Feb 14, 2008, 12:05:49 PM2/14/08

to

[comp.programming.threads added into discussion]

<hzm...@hotmail.com> wrote in message
news:d7cee607-dd33-4c54...@p69g2000hsa.googlegroups.com...

Are you trying to achieve very-high scalability? What is your exact problem
domain? PThreads will work fine in most cases... However, if you want to
realize outstanding performance and scalability characteristics, then you
might want to take a look into some other types of algorithms:

http://groups.google.com/group/comp.programming.threads/msg/fdc665e616176dce

http://groups.google.com/group/comp.programming.threads/browse_frm/thread/ef3f26bbe1c52e0b

http://groups.google.com/group/comp.programming.threads/browse_frm/thread/1f6e0e7eca04b6d0

http://groups.google.com/group/comp.programming.threads/browse_frm/thread/205dcaed77941352

http://groups.google.com/group/comp.programming.threads/browse_frm/thread/380ee52d7237fe3a

http://groups.google.com/group/comp.programming.threads/browse_frm/thread/96f280d49a63bb9f

http://groups.google.com/group/comp.programming.threads/browse_frm/thread/8329a6ddcb95b8ac

(try and read as much as possible...)

Keep in mind that future multi-core designs are going to revolve around NUMA
which means heavily distributed multi-threaded programming techniques are
essential...:

http://groups.google.com/group/comp.programming.threads/msg/4230a9d3cbc20ea9

http://groups.google.com/group/comp.arch/msg/a7501814f19731cd

http://groups.google.com/group/comp.arch/msg/ac41b1c179f0e7ca

Designing high-speed distributed algorithms is VERY difficult if you don't
know _exactly_ what your doing...

Any questions/comments?

--

tim

unread,

Feb 14, 2008, 12:10:42 PM2/14/08

to

In article
<d7cee607-dd33-4c54...@p69g2000hsa.googlegroups.com>,
> <hzm...@hotmail.com> wrote:
>>I read a number of people saying few know how to program on a multicore
>>computers. They did not elaborate and to me this has become rhetoric.
>>We have had symmetric multiprocessors and pthreads for a long time.
>>Can't we just use pthreads, or maybe some other things too, to program
>>on a multicore computer? Or somehow multicores do present some new
>>challenges that we did not have before, like on SMPs? Please enlighten
>>me.

Some programs are relatively easy to split into massively parallel
threads. A good example is the generation of 3D graphics. Even so, this is
regarded as a difficult area to program, and dropout rates in at least one
graphics programming course I am aware of are very high as a result of the
technical difficulties. To get good performance all sorts of arcane matters
need to be taken into account. Have a look at any of the guides to 3D
graphics programming on the ATI or Nvidia sites for examples.

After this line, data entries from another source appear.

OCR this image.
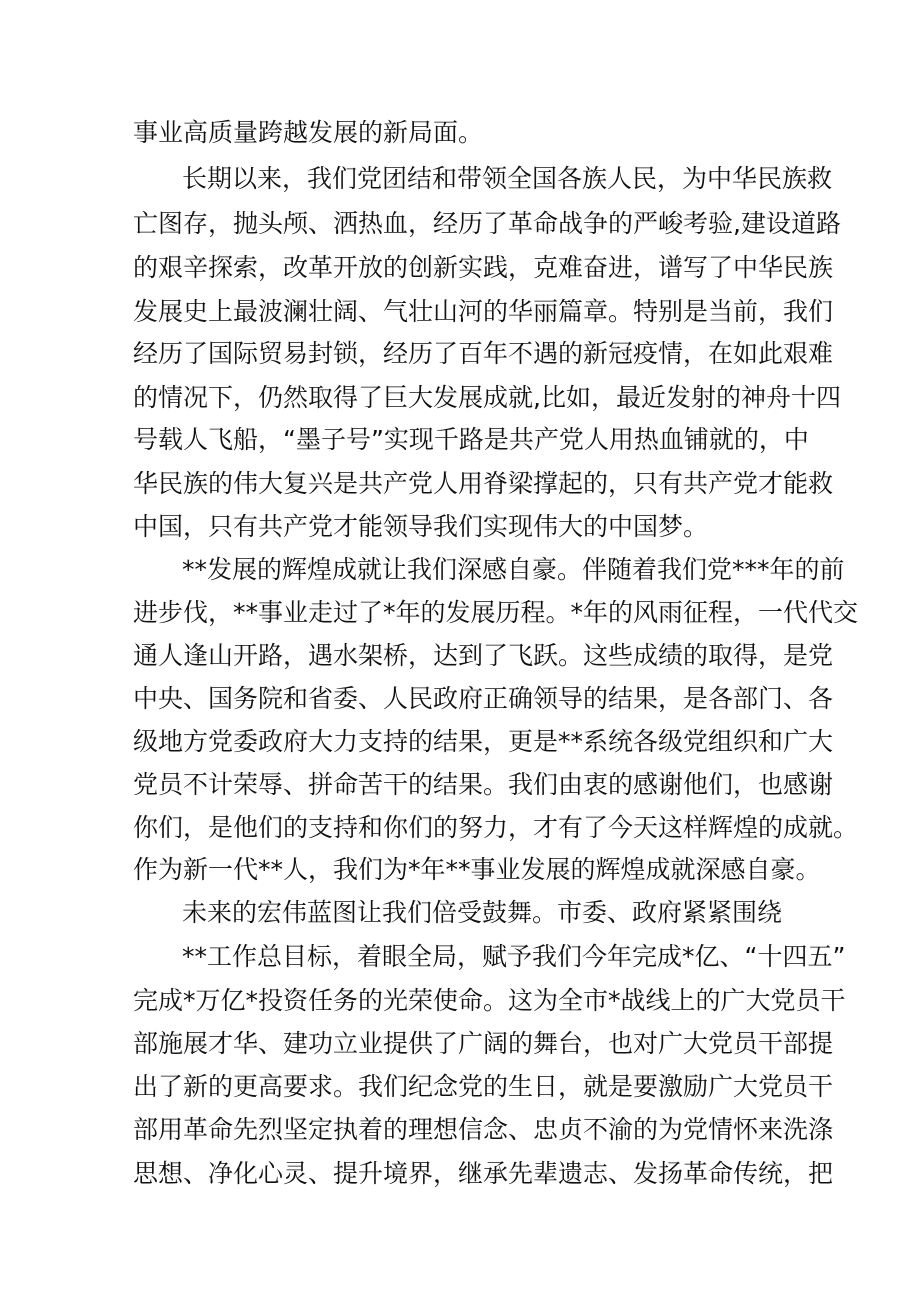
事业高质量跨越发展的新局面。
长期以来，我们党团结和带领全国各族人民，为中华民族救
亡图存，抛头颅、洒热血，经历了革命战争的严峻考验,建设道路
的艰辛探索，改革开放的创新实践，克难奋进，谱写了中华民族
发展史上最波澜壮阔、气壮山河的华丽篇章。特别是当前，我们
经历了国际贸易封锁，经历了百年不遇的新冠疫情，在如此艰难
的情况下，仍然取得了巨大发展成就,比如，最近发射的神舟十四
号载人飞船，“墨子号”实现千路是共产党人用热血铺就的，中
华民族的伟大复兴是共产党人用脊梁撑起的，只有共产党才能救
中国，只有共产党才能领导我们实现伟大的中国梦。
**发展的辉煌成就让我们深感自豪。伴随着我们党***年的前
进步伐，**事业走过了*年的发展历程。*年的风雨征程，一代代交
通人逢山开路，遇水架桥，达到了飞跃。这些成绩的取得，是党
中央、国务院和省委、人民政府正确领导的结果，是各部门、各
级地方党委政府大力支持的结果，更是**系统各级党组织和广大
党员不计荣辱、拼命苦干的结果。我们由衷的感谢他们，也感谢
你们，是他们的支持和你们的努力，才有了今天这样辉煌的成就。
作为新一代**人，我们为*年**事业发展的辉煌成就深感自豪。
未来的宏伟蓝图让我们倍受鼓舞。市委、政府紧紧围绕
**工作总目标，着眼全局，赋予我们今年完成*亿、“十四五”
完成*万亿*投资任务的光荣使命。这为全市*战线上的广大党员干
部施展才华、建功立业提供了广阔的舞台，也对广大党员干部提
出了新的更高要求。我们纪念党的生日，就是要激励广大党员干
部用革命先烈坚定执着的理想信念、忠贞不渝的为党情怀来洗涤
思想、净化心灵、提升境界，继承先辈遗志、发扬革命传统，把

There is also a big move to exploit the graphics chips for computation. In
some cases this is very successful, but often at a high cost. Algorithms
may have to be redone from scratch. For example traditional sort methods
do not parallelize well and you need to use something like bitonic sort.

Transactional systems such as many web sites can often be split into
threads in a way that is transparent to the programmer. As a result,
transactional programming is not that hard, but you need support from
experts when things go wrong. Suddenly your application starts running
slowly. Why? It could be database contention or many other things. Maybe
you have memory cache line clashes.

Sometimes you can spin off a thread to do some computationally intensive
work while the foreground thread looks after the ordinary work. I did this
for a wav2midi program I was trying to get going. Even in this simple
case, it was annoyingly tedious to get the synchronizing of the threads
working correctly. And because the problems are timing related, they do
not always recur on schedule. So it is hard to test these sorts of
applications. Debugging a large and seriously parallel program can quickly
develop a nightmarish quality.

Operating systems and application servers and databases have had to deal
with these issues for some time. Have a look at the Linux code to deal
with multiple CPUs. It is quite complex.

I'm writing a compiler and I found I can spread the load across multiple
CPUs but to do this required several days of work rewriting parts of the
code. I had to ensure each stage could process its work incrementally,
passing incremental outputs as soon as they were available. I had to put
locks around common data items (like global error counts).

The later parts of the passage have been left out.